Eg: 1H NMR (for hydrogen atoms) and 13C NMR (for carbon atoms) are the most common.

Mass Spectrometry (MS):

 MS measures the mass-to-charge ratio of ions. It provides information about the molecular weight of a compound and its fragmentation pattern

• Molecular weight: The size of the molecule.
• Elemental composition: The types and numbers of atoms present.
• Structure: By analyzing how the molecule fragments, you can get clues about its structure.

Eg: GC or HPLC (GC-MS, LC-MS) to identify and characterize phytochemicals.

Infrared (IR) Spectroscopy:

IR spectroscopy measures the absorption of infrared light by a molecule. Different functional groups absorb IR light at different frequencies.

• Functional groups: The presence of specific groups of atoms (like -OH, -COOH, C=O).

Ultraviolet-Visible (UV-Vis) Spectroscopy:

UV-Vis spectroscopy measures the absorption of ultraviolet and visible light by a molecule.

• Chromophores: The presence of specific groups of atoms that absorb UV-Vis light (like conjugated double bonds).
• Quantification: It can be used to determine the concentration of a phytochemical.

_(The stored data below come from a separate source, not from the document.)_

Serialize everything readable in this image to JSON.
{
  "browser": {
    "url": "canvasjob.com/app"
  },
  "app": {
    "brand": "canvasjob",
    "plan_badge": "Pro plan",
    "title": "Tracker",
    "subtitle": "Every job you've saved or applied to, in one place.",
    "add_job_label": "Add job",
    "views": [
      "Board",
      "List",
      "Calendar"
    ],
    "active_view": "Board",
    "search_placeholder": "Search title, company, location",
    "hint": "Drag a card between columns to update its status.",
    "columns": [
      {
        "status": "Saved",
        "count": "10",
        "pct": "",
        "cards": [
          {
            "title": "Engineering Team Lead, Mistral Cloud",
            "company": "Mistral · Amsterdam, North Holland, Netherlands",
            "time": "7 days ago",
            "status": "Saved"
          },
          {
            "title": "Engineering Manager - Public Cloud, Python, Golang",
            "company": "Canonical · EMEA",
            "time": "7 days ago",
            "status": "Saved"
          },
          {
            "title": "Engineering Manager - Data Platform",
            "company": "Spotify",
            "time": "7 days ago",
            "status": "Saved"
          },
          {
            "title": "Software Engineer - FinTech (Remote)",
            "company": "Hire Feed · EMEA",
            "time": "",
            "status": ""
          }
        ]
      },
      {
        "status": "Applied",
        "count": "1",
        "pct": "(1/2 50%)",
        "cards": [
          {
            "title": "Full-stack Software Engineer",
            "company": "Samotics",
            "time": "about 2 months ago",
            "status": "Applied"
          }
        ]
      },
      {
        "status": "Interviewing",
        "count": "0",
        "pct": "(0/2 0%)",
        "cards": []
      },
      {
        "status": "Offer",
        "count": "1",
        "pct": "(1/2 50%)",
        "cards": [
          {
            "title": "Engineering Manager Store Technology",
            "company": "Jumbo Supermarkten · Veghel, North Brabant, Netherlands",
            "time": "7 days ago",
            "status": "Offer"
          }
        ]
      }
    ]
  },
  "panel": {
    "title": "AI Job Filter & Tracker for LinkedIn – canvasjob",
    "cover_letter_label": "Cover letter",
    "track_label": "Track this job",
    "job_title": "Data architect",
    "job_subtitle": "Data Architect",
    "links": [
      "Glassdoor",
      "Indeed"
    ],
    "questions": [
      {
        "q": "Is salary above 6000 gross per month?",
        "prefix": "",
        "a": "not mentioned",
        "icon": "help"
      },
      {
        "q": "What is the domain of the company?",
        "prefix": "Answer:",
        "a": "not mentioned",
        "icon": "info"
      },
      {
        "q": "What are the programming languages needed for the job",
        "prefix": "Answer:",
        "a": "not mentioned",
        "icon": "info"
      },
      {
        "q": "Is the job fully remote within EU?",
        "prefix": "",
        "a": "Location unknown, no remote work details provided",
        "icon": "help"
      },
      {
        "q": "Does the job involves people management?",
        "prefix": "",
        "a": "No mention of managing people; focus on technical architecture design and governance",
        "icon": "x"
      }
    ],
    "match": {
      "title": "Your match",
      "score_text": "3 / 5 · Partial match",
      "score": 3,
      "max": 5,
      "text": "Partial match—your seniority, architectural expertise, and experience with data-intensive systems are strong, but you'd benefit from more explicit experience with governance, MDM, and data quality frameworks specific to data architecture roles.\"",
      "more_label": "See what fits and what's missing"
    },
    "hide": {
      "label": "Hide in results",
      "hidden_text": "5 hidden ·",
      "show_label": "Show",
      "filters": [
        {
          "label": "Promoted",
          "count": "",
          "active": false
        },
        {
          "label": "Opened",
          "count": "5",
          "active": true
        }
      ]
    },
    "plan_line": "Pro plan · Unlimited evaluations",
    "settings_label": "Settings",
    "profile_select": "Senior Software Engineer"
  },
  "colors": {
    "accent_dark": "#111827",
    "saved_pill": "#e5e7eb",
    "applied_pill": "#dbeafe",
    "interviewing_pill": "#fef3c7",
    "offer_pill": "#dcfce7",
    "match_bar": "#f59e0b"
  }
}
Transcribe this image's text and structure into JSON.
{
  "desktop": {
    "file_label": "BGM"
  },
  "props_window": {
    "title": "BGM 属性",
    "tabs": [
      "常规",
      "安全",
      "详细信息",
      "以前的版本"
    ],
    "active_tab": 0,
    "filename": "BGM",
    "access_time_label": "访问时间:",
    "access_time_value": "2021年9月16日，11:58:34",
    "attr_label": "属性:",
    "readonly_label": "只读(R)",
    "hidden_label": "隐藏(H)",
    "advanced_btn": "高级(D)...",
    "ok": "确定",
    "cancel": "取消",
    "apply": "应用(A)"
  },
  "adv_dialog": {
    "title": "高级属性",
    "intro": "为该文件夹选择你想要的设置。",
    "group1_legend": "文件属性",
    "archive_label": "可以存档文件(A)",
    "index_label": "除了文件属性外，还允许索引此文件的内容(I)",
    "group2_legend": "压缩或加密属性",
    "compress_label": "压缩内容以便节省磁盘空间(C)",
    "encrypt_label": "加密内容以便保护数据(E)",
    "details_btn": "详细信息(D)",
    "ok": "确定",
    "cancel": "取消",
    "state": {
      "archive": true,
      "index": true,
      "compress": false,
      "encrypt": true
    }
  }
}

1. X-ray crystallography: Provides a very detailed 3D structure of a molecule, but requires the compound to be in crystalline form.
2. Raman spectroscopy: Provides complementary information to IR spectroscopy, particularly for certain types of bonds.

FT-IR:

FT-IR spectroscopy provides a "fingerprint" of a molecule.

• O-H stretches: Indicates the presence of alcohols or carboxylic acids.
• C=O stretches: Indicates the presence of carbonyl groups (like in ketones, aldehydes, or esters).
• C-H stretches: Indicates the presence of alkanes or aromatic rings.

1. Identifying functional groups: It's a quick and easy way to identify the types of chemical bonds present in a molecule.
2. Identifying unknown compounds: By comparing the FT-IR spectrum of an unknown compound to a library of known spectra, you can often identify the compound.
3. Monitoring reactions: FT-IR can be used to monitor the progress of a chemical reaction by observing the disappearance of reactants and the appearance of products.
4. Analyzing complex mixtures: It can be used to analyze complex mixtures of compounds, such as those found in plant extracts.